Babel uyum sürecinde... Sürekli olarak Adriano'ya yardım etmeye çalıştı. Eğer Kasımpaşa'daki gibi fizik güçten düşmezse faydalı olur. Çünkü önemli özelliklere sahip bir kanat adamı. Beşiktaş'ın dün bir büyük şansı da Osmanlıspor'u çok eksik yakalamasıydı. Osmanlıspor sistemi oturmuş, kadro derinliği olmayan, başarılı bir takım. Ama Ndiaye, Musa ve Pinto gibi en önemli üç oyuncusunun birden olmaması, doğal olarak oturmuş sistemlerini çok büyük arızaya uğrattı.
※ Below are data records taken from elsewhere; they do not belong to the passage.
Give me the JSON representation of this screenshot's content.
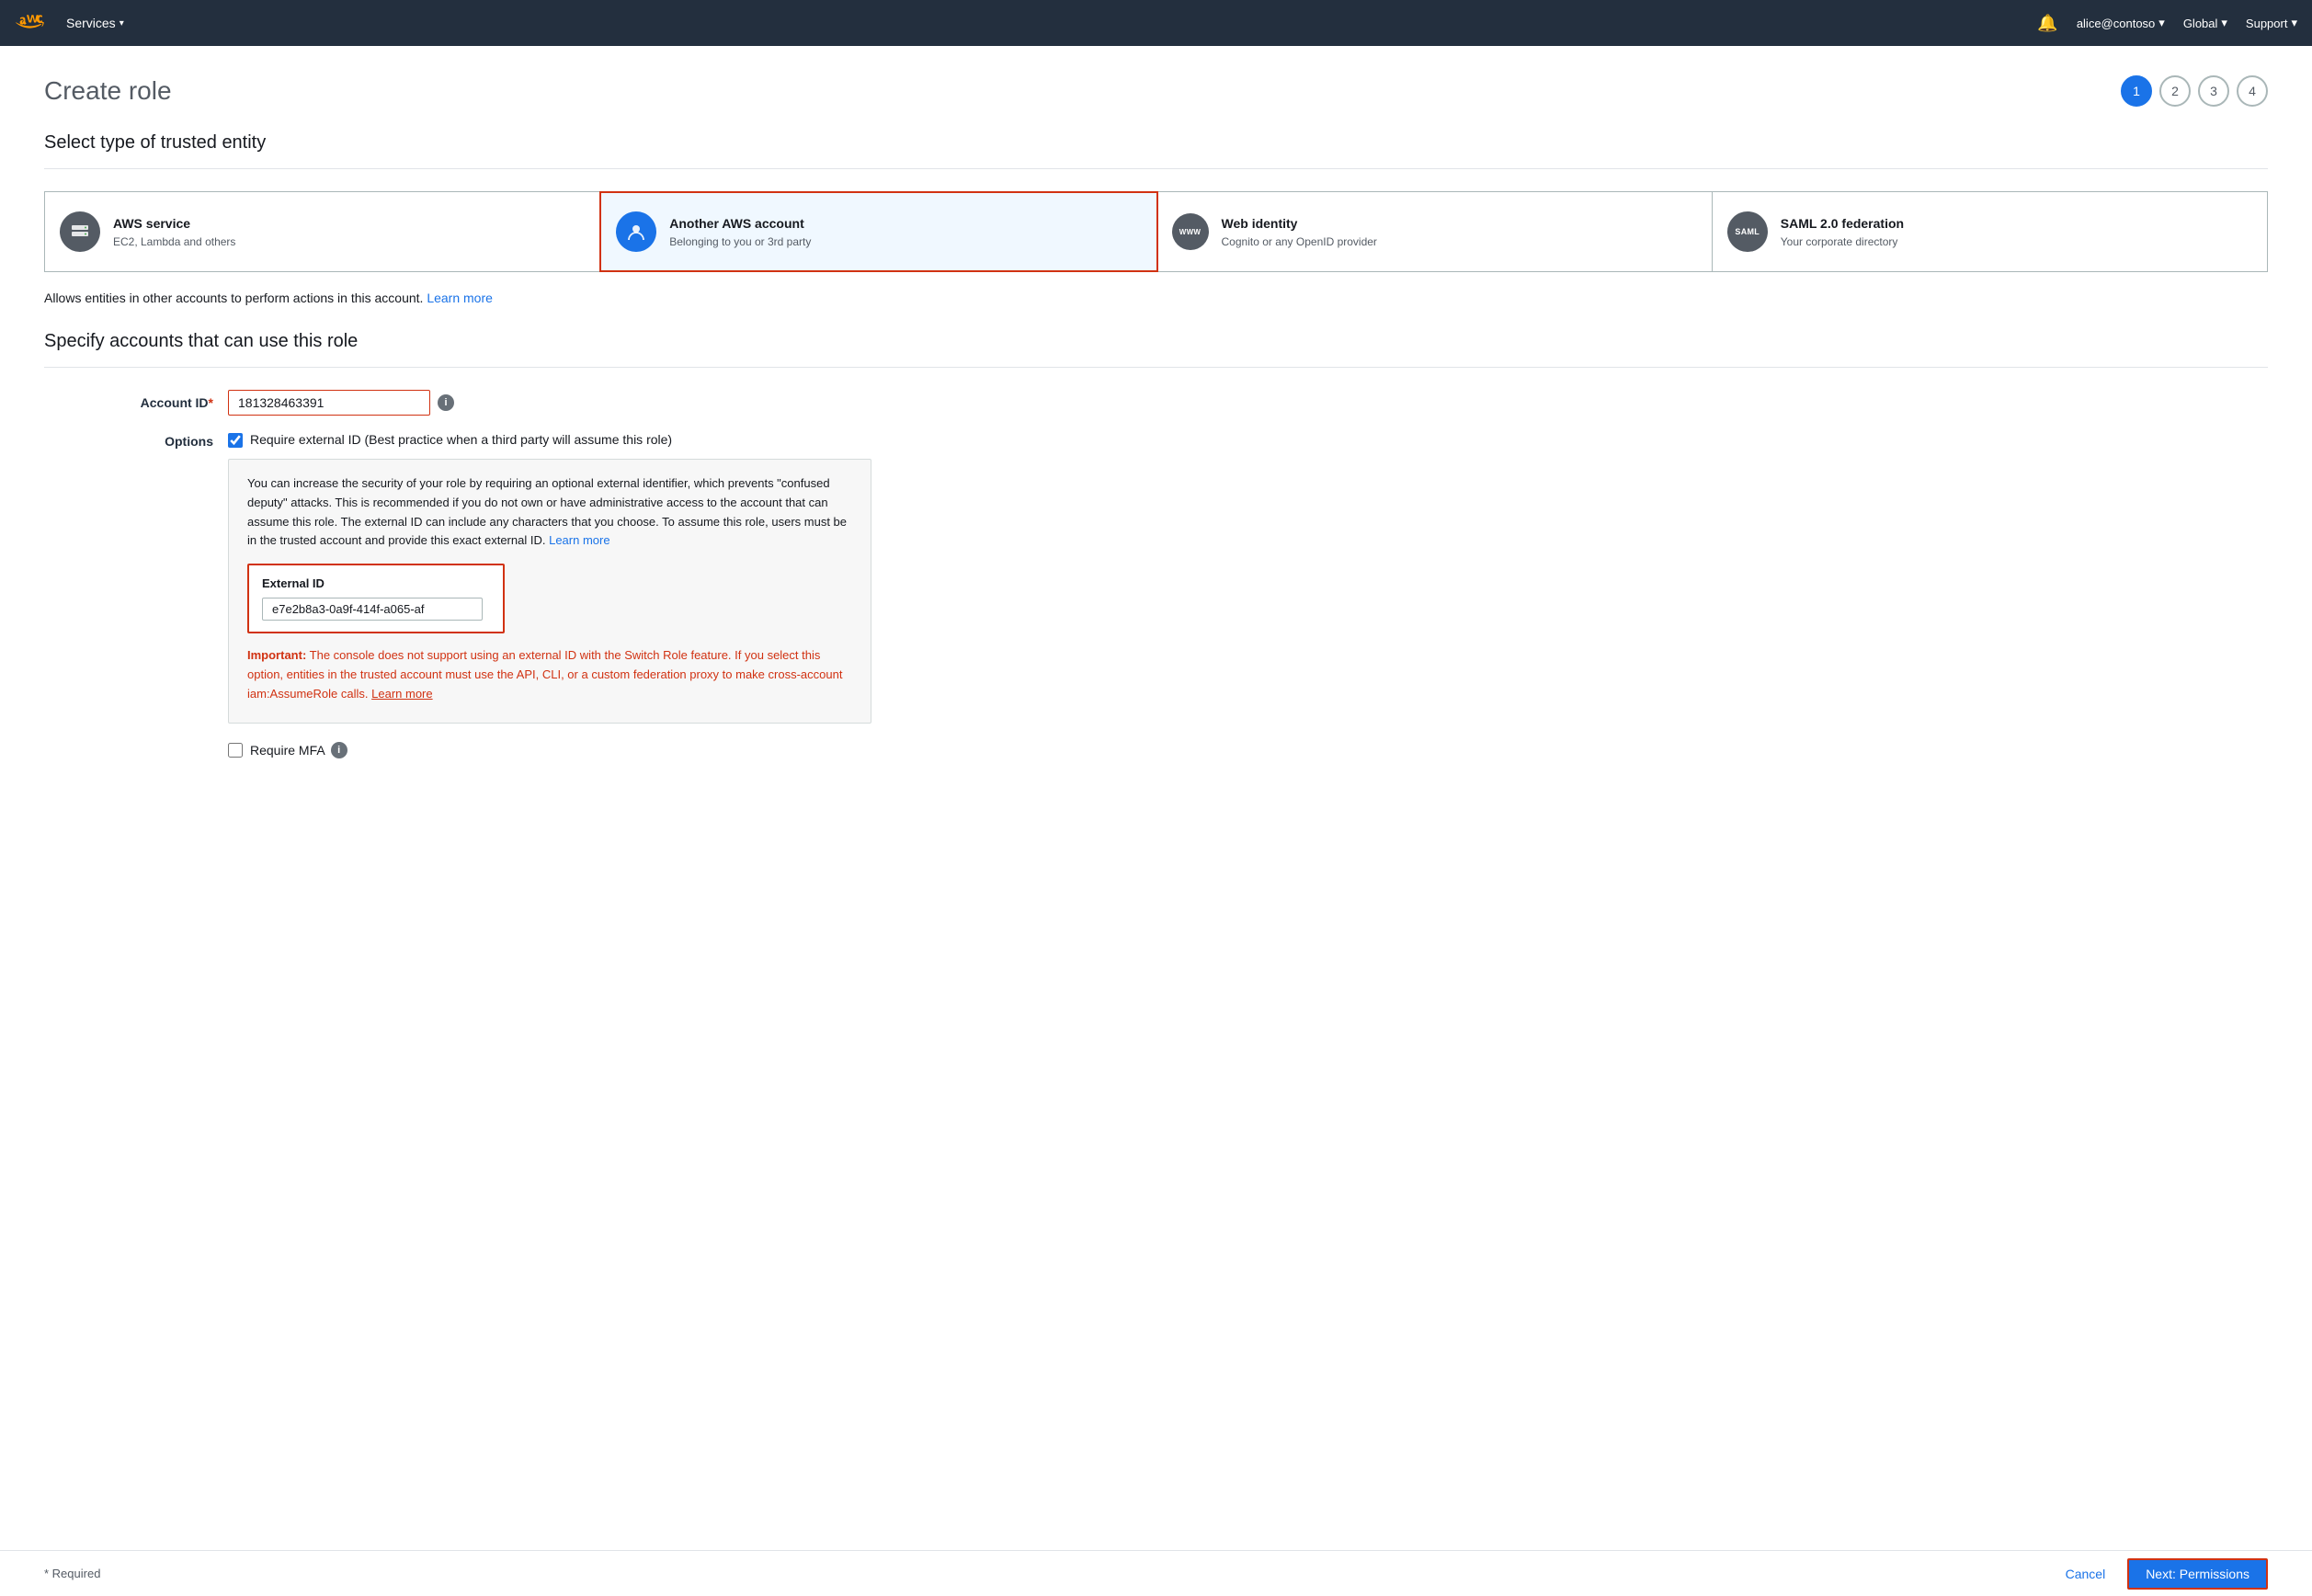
{
  "nav": {
    "services_label": "Services",
    "bell_label": "Notifications",
    "user_label": "alice@contoso",
    "region_label": "Global",
    "support_label": "Support"
  },
  "page": {
    "title": "Create role",
    "steps": [
      1,
      2,
      3,
      4
    ],
    "active_step": 1
  },
  "select_entity": {
    "heading": "Select type of trusted entity",
    "cards": [
      {
        "id": "aws-service",
        "icon": "server-icon",
        "title": "AWS service",
        "subtitle": "EC2, Lambda and others",
        "selected": false
      },
      {
        "id": "another-aws-account",
        "icon": "person-icon",
        "title": "Another AWS account",
        "subtitle": "Belonging to you or 3rd party",
        "selected": true
      },
      {
        "id": "web-identity",
        "icon": "web-icon",
        "title": "Web identity",
        "subtitle": "Cognito or any OpenID provider",
        "selected": false
      },
      {
        "id": "saml-federation",
        "icon": "saml-icon",
        "title": "SAML 2.0 federation",
        "subtitle": "Your corporate directory",
        "selected": false
      }
    ]
  },
  "description": {
    "text": "Allows entities in other accounts to perform actions in this account.",
    "link_text": "Learn more"
  },
  "specify_accounts": {
    "heading": "Specify accounts that can use this role",
    "account_id_label": "Account ID",
    "account_id_required": "*",
    "account_id_value": "181328463391",
    "options_label": "Options",
    "checkbox_label": "Require external ID (Best practice when a third party will assume this role)",
    "checkbox_checked": true,
    "external_id_box": {
      "description": "You can increase the security of your role by requiring an optional external identifier, which prevents \"confused deputy\" attacks. This is recommended if you do not own or have administrative access to the account that can assume this role. The external ID can include any characters that you choose. To assume this role, users must be in the trusted account and provide this exact external ID.",
      "learn_more_link": "Learn more",
      "external_id_label": "External ID",
      "external_id_value": "e7e2b8a3-0a9f-414f-a065-af"
    },
    "important_prefix": "Important:",
    "important_text": "The console does not support using an external ID with the Switch Role feature. If you select this option, entities in the trusted account must use the API, CLI, or a custom federation proxy to make cross-account iam:AssumeRole calls.",
    "important_link": "Learn more",
    "require_mfa_label": "Require MFA"
  },
  "footer": {
    "required_note": "* Required",
    "cancel_label": "Cancel",
    "next_label": "Next: Permissions"
  }
}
Bizde yıldız yabancı futbolcu hayranlığı vardır. Bu yıldız yabancılar fizik açıdan düşük performans gösterseler dahi yaptıkları birkaç hareketle büyük övgüler alırlar. Ama yetenekleri sınırlı, faydalı oyuncular hep gözardı edilir. Atiba da ancak kendisini medyaya bir sene evvel kanıtlayabildi. Bence son senelerde Beşiktaş'ın en büyük kazancı Atiba'dır. 90 dakiki iki kişilik pres yapan Atiba, ikinci golün de hazırlayıcısı oldu.
Biri yetenek/beceri diğeri bilgi/dayanıklılık timsali... Birinin melekelerinin her futbolcu adayında olabilmesi zor (Talisca). Ancak diğerinin (Atiba) zihinle inşa edilmesi pekala mümkün. Ve unutulmasın ki, biri (Talisca) diğeri gibilerin olduğu takımlarda daha da görünür hale geliyor... İkisi bir arada olunca da oyunu izlemek bambaşka zevkleri beraberinde
getiriyor.
Sert ve buzlu zemin her iki takımın da yeteneklerini ortaya koymasını zorlaştırıyordu. Ama Beşiktaş takımı başlama düdüğüyle birlikte çok akıllı bir oyun ortaya koydu. Orta alanda birbirine çok yakın oynayarak ve Osmanlıspor'u bekleyerek bir oyun tarzıyla maçın ilerleyen dakikalarını kontrol altına almasını bildi. Beşiktaş'ın golü de çok gecikmedi. Talisca usta vuruşuyla takımını öne geçirdi. Buna karşılık Osmanlıspor hiç etkili olamadı desek yeridir. Ama bunda tabi ki Beşiktaş'ın takım savunmasını iyi yapması, oyunu kontrol altında tutması, Tosic ve Marcelo'nun uyumu, kaleci Fabri'nin çok güvenli duruşu etkili oldu..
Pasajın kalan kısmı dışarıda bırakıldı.